A grid for everyone’s future

By Ben Delman on July 28, 2016

Pepco Holdings, Inc. submitted a filing at the end of June to the Maryland Public Service Commission. The filing requests the Commission “initiate a proceeding to examine opportunities to transform the electric distribution grid in the State of Maryland”. Pepco made this submission in fulfillment of a condition of its merger with Exelon. To date, the Commission has not responded to provide any detail as to how such a “Grid of the Future” proceeding might be structured.

What is Grid of the Future?

Most of the electricity we use is generated remotely and brought by high voltage transmission lines to population centers. From here it is distributed to customers. Each element of this electrical grid is centralized. This limits choice and participation by us, the consumers.

As the grid developed and expanded across the country in 20th century, centralization was essential to bringing down the cost of service. This way of delivering electricity is changing. Distributed solar energy, wind energy, smart meters, demand management and electrical storage are pushing changes to electrical grids and the rules that manage them. Together, these technologies, new markets, and new rules will become the Grid of the Future (GOTF).

Community power

Thoughtful conversations are taking place around the country on what a re-shaped electricity grid looks like. Organizations like the Institute for Local Self-Reliance advocate for a grid that embodies the principles of Energy Democracy. This means a grid that is economically beneficial to all electricity users by empowering them to control where their electricity comes from.

Improvements in decentralized wind and solar technologies mean that many more consumers can now benefit from renewable energy’s cost savings and reliability, provided the new grid systems are designed to support broad consumer participation.
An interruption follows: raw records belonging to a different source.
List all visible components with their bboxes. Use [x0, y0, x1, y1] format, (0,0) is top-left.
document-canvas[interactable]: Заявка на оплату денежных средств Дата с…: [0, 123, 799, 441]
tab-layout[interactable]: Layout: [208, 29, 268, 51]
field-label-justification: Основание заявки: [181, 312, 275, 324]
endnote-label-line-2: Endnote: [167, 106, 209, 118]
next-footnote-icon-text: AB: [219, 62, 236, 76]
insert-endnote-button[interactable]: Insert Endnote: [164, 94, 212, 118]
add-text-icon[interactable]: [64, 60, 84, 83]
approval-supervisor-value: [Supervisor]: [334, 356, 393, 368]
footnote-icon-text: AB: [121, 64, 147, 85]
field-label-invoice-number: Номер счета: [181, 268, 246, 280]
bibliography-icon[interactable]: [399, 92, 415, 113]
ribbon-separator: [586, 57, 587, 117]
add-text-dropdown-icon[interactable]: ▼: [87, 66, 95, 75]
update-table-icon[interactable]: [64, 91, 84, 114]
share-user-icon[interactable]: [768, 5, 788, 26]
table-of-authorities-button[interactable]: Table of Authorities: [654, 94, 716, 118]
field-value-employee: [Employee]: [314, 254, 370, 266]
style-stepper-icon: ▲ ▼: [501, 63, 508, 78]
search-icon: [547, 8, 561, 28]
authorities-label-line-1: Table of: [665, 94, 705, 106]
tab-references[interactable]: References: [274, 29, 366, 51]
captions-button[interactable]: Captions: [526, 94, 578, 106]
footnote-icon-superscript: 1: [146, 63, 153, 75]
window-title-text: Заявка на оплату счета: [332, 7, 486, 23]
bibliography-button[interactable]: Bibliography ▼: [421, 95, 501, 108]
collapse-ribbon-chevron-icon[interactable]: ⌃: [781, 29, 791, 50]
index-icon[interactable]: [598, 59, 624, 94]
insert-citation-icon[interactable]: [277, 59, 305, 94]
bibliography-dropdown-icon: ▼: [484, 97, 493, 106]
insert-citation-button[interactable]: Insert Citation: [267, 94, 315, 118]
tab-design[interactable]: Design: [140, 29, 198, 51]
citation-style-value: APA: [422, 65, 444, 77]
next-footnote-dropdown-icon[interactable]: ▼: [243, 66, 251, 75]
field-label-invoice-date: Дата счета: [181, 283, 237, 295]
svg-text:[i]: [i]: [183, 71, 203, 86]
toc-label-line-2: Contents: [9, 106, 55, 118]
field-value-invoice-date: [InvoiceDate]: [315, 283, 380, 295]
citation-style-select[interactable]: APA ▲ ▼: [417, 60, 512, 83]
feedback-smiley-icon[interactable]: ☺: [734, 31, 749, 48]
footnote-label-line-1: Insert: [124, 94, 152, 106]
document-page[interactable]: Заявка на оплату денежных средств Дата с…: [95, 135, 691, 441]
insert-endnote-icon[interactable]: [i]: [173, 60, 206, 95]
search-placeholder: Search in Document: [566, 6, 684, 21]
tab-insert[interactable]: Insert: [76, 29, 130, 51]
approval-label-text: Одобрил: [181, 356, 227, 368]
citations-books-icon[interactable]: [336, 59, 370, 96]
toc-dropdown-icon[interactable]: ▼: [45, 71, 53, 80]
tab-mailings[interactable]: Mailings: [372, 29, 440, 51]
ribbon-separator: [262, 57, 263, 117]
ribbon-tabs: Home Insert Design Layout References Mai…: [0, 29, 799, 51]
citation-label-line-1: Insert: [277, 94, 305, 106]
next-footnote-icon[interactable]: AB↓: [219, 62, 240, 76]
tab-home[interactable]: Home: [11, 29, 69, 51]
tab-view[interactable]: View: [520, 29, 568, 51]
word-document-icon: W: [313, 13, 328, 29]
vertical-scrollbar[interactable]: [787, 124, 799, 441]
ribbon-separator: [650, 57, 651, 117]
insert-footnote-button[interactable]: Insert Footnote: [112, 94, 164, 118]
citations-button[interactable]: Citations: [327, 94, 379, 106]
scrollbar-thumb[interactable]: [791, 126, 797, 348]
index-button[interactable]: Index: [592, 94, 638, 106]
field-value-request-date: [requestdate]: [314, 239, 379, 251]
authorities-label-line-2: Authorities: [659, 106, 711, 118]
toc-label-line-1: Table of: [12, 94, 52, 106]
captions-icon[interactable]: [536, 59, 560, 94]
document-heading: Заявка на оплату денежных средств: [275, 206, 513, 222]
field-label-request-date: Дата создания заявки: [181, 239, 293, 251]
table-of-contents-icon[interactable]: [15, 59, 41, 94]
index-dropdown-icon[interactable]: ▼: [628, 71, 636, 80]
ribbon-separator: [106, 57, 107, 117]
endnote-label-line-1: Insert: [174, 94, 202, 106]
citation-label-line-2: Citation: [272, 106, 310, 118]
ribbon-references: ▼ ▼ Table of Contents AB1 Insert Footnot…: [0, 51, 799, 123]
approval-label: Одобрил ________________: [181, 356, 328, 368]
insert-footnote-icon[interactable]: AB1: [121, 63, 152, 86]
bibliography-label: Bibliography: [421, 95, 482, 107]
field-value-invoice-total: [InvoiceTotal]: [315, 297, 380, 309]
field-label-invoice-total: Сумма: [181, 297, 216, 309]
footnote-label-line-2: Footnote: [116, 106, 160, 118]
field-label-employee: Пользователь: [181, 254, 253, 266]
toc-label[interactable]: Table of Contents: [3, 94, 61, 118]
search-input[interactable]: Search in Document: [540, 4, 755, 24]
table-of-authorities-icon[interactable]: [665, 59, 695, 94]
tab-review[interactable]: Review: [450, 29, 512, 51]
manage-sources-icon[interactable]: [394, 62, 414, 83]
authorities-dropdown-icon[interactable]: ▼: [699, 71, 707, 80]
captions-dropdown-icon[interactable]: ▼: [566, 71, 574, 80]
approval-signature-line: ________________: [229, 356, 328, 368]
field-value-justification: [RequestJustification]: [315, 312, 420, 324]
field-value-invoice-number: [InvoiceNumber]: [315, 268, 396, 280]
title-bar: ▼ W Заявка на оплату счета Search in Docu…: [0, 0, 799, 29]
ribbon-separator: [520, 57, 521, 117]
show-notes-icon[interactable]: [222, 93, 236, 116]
We should all have a say in how energy delivery systems function, who can participate, and who can benefit.

Public participation is critical to a Grid of the Future process that improves the lives of those living in Maryland’s marginalized communities. Working together, we can create an energy system that ensures low-income communities have:

  • Energy Democracy: Communities can have greater control over their energy resources. Low-income communities can be contributing participants and beneficiaries in the efforts to expand access to sustainable energy resources and to create opportunities for local ownership of clean energy.
  • Advanced technology that will allow communities to manage their energy use, which leads to greater savings and a pathway towards financial stability.
  • Strong local economies: Community control and input over energy resources leads to a change in the economic opportunities for low-income communities in Maryland. Research shows that increased community control over energy resources leads to marginalized communities having a larger share in the economic boom of our energy system because it leads to policies and tools that promote economic benefit, living wage jobs, and opportunities for ownership.

Our parents and grandparents paid for the current electrical system. Ratepayers should have the most important say in the design of the system of the future.